When Grandma Abigail passed in June 1982, the sorting, cleaning, and emptying of her house had been overwhelming. So much to sift through, so many decisions, piles of letters, documents and photographs. Sally, her only daughter, didn’t want to save much, but on the day before the removers were to come she decided to take one last look through the stacks of boxes and bags of garbage. The chaos was now ordered, or so she thought. She glanced at the notes she had taped and pinned here and there to let whomever was to come know where to deliver things – “to the Salvation Army”, “to our house”, “to household waste management”, “to the recycling center”. She packed boxes for her two sons, and put aside a couple of mementos and a few pieces of furniture for herself.
Sensing that she had done as much as she could, she sat down on her mother’s bulky armchair, sinking into the seat that had long since lost its bounce, having given in to the weight of her mother’s body, once and for all. The upholstered arm rests were also well worn, evidence of the loyal support they had given her mother on so many occasions, especially when she had to get quickly back onto her feet. They were the levers that had helped to heave her heavy body to an upright position so that she could move on to her chores.
Sally wasn’t ready to get up yet though. She leaned back and surveyed the room, breathing a sigh of relief over a job well done, and let her eyes wander along the empty spaces and through the passageways between boxes and furniture.There were all those pieces of clothing she thought might be of value, to anyone, that she had brought out of the closets and hung on the curtain rod in the light of the bay window earlier in the week. She could clearly see the note she had pinned to the woolen overcoat, hanging in front of this open wardrobe. She knew that the message read that everything hanging in this window, with the exception of one dress, was for the Salvation Army pick-up. Waiting for a feverish flush to subside, she recalled the note that she had attached to that one dress: “To be left behind”. Though she couldn’t see that note just now, she was quite sure that it was still there, pinned to the front of an elegant bone-white gown with a full-length skirt that fell far below the hems of all the other clothing hanging in the window.
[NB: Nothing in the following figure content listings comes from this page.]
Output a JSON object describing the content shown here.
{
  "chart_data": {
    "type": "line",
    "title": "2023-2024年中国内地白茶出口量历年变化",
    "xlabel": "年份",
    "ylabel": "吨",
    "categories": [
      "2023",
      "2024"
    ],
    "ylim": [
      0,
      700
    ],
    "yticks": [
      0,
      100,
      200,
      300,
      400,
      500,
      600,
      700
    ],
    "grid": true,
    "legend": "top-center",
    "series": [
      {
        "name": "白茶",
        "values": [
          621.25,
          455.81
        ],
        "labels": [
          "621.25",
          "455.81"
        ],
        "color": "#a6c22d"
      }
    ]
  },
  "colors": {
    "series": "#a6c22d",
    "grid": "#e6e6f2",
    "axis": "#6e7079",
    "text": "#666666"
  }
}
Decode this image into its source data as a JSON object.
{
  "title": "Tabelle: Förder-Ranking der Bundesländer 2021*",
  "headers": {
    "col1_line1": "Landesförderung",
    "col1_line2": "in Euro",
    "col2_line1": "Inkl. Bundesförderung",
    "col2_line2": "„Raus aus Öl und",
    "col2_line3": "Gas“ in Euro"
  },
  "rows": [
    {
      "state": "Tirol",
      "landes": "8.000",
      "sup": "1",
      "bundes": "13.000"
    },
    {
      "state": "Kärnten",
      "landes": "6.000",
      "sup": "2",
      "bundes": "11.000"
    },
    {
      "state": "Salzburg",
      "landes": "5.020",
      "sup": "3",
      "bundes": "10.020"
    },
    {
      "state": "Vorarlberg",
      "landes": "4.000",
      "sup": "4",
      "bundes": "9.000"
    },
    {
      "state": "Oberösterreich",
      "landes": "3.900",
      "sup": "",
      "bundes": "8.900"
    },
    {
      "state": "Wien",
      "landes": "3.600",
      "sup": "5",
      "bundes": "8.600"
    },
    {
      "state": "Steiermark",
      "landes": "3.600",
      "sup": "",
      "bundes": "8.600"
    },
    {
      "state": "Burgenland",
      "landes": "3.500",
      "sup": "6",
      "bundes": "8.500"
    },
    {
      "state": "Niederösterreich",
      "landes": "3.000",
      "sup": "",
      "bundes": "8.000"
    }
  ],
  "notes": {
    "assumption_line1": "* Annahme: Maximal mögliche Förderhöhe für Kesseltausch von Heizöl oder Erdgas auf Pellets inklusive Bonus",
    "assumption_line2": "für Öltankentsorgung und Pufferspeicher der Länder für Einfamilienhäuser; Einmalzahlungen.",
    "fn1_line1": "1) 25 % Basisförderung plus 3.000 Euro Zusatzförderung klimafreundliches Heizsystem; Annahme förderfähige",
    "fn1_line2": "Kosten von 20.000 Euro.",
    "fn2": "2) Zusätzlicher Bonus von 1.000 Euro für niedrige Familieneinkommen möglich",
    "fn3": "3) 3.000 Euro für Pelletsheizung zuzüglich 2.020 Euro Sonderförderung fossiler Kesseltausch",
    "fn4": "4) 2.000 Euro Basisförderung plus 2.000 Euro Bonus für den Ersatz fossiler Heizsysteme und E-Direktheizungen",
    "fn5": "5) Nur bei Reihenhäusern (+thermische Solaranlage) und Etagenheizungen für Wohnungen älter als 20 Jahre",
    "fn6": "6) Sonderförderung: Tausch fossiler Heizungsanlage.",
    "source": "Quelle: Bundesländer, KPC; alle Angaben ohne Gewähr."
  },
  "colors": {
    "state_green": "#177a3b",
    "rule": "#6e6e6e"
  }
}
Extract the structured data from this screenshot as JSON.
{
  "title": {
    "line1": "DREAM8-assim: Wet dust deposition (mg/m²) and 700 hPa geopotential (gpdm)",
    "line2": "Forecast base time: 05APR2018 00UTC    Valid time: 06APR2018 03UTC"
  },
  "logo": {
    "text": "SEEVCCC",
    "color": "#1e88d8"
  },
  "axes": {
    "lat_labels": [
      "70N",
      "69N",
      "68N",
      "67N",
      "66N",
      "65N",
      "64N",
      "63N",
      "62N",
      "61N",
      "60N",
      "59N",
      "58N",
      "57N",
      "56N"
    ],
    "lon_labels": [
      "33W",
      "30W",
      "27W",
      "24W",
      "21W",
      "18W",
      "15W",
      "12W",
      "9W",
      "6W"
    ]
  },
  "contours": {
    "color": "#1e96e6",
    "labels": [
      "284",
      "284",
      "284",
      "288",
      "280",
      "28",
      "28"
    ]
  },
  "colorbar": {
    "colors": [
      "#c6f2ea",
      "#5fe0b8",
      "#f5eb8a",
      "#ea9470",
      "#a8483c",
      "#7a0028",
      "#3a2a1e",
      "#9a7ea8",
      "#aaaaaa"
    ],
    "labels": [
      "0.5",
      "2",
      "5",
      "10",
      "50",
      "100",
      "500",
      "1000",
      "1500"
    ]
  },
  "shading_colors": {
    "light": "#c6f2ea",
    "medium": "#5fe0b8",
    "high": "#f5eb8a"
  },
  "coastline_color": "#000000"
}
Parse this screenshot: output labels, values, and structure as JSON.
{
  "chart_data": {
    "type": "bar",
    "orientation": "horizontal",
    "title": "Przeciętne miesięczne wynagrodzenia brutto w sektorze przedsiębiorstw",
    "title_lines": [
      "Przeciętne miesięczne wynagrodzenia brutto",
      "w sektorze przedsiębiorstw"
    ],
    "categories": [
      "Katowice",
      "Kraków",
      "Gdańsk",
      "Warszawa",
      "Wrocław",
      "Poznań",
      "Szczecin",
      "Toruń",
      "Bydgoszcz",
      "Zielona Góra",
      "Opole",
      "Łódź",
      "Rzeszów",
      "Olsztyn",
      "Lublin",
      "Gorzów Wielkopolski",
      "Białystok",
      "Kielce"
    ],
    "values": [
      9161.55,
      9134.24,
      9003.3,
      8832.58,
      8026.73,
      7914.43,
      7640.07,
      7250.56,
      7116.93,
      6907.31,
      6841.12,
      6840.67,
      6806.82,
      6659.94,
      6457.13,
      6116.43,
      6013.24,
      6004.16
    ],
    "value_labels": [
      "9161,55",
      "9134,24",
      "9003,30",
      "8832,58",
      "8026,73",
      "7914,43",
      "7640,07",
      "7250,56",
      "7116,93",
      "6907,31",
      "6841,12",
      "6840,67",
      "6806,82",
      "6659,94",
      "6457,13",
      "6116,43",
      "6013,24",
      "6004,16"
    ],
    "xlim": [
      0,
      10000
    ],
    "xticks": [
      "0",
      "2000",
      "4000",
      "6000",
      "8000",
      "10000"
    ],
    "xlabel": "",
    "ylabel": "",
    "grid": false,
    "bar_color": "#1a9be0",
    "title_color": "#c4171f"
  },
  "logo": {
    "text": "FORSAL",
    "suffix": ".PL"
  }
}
She was looking at that gown now, the one she had worn on her first wedding day in June 1942, when she had married her college love. Were they crazy? They had set the date. They were to be married just two weeks after her graduation from Stanford and a month after Tom’s return from service as a Royal Air Force pilot. He had enlisted after his own graduation from Stanford in 1940, just six months before the US had entered the war. Would Tom soon be returning to the front, or stay for good? Would things be different now that she had graduated and could work too? The questions were there, but on that day they had put them aside to celebrate. Love, hope and charity.